Сын смотрел на Виса открыв рот, а отец уже все понял.
— Я ухожу. Можно позвонить жене?
— Конечно, — сказал сын. — Но послушайте…
Вис начал шарить в карманах, отыскивая карточку гостиницы, и спросил старика:
— Вы идете?
— Я? Куда?
— В Испанию. Она там, за дверьми. Туда, где вы той ночью оставили свою тень столько лет тому назад… — Он набирал номер, продолжая говорить: — Сорок один год и три месяца тому назад. Ну как? Вернетесь вы в Испанию? Или хотите по-прежнему совать голову в кувшин? А звезды можно потрогать руками.

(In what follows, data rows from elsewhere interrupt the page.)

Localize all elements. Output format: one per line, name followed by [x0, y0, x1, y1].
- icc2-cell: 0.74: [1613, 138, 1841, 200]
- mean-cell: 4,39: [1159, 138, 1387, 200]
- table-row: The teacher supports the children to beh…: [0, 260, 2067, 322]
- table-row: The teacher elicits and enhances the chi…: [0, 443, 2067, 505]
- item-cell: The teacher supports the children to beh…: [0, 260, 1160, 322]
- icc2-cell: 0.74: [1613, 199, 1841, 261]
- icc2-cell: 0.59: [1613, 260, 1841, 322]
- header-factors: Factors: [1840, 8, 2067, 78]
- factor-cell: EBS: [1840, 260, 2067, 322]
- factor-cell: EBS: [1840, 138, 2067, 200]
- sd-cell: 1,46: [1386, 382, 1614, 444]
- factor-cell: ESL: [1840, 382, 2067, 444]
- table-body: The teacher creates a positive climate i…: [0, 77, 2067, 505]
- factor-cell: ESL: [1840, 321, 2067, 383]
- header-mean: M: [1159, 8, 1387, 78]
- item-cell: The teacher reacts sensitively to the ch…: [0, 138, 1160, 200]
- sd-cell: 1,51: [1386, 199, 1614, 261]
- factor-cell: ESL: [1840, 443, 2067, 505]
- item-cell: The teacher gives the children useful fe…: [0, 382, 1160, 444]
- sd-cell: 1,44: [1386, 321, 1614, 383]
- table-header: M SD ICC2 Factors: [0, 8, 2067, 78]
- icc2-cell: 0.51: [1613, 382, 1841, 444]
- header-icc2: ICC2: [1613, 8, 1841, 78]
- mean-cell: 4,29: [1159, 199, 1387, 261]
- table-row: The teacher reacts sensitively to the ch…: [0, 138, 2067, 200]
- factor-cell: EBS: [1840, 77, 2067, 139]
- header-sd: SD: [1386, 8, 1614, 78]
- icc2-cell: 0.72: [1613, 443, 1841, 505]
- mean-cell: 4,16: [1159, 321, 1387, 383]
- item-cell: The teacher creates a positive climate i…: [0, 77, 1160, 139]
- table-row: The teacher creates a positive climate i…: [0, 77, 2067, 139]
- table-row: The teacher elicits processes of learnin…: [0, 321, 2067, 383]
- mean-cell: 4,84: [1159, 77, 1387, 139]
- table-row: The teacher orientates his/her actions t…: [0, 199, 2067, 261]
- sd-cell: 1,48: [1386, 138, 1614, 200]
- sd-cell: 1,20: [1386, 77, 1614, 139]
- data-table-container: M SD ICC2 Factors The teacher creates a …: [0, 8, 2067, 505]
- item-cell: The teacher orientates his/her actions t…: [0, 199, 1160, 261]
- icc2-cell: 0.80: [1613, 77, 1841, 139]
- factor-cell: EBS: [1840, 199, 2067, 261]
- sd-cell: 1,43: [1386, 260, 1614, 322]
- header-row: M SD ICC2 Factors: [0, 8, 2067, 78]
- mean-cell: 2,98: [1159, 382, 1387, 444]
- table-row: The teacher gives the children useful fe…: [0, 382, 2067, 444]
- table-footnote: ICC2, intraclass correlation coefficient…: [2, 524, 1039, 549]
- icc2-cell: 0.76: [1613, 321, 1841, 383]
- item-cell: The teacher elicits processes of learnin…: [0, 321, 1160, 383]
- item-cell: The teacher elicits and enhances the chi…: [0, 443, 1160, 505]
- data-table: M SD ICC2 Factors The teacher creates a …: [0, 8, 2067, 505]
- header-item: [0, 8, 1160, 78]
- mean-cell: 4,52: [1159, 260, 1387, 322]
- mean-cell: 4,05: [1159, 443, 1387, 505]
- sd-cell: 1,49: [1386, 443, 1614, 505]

Наконец сонная толстушка в холле гостиницы сняла трубку:
— Алло?
— Будьте любезны, соедините меня с номером сто шестнадцать. — И, не глядя на старика, продолжал: — Искать свою тень. Она в Испании.
— Да? — отозвалась Бла.
— Бла? Бла…
— Что?
— Я иду. Через… в общем, скоро приду. Если и задержусь, то ненадолго, а скорей всего, не задержусь.
Только когда он произнес эти слова, он понял, зачем их сказал. Затем обратился к оторопевшему старику:
— Я ухожу, и больше мы никогда в жизни не увидимся, понимаете? Никогда в жизни.
— Поняла, — сказала Бла.
— Что ты поняла?
— Все хорошо?
— Не знаю. Ну пока, — и Вис положил трубку. — Звезды можно трогать руками. — Вис сам не знал, что он хочет этим сказать, он следовал какому-то слепому порыву, точно разъяренный бык. — Вашей тени… тридцать один год. Столько, сколько было вам тогда. Она ждет вас. Надевайте пальто.
— Нет у меня пальто. Никакого, даже самого захудалого.
— Но у вашего сына-то есть, верно?
— Ну и ну! — вскричал сын и выбежал из гостиной, отец пошел за ним, и они стали переругиваться, а Вис подумал: зачем это я сказал про пальто? И он начал считать, загадав, успеет ли сосчитать до двадцати, пока отец с сыном спорят: если успею, он не пойдет.
— Я ухожу! Двенадцать, тринадцать, четырнадцать, пятнадцать, шестнадцать, семнадцать, семнадцать, семнадцать, семнадцать…
Тут появились отец и сын, на сыне был полушубок, а на отце — такое же темно-синее пальто, как у Виса, оно ему было коротко и тесно в плечах, старик смотрел испуганно, как будто хотел что-то сказать, но промолчал, Вис пошел к двери, и тут появилась мать, сгорбленная, улыбающаяся старушечка.
— Может, чашечку молока выпьете? С булочками, а? Я мигом.
— Мама!
Вис подумал: прекрасная мысль, чашечку теплого молока с булочкой, но нет, черт побери, нельзя, а то он передумает.
— Спасибо, сеньора, большое спасибо, в другой раз, всего доброго.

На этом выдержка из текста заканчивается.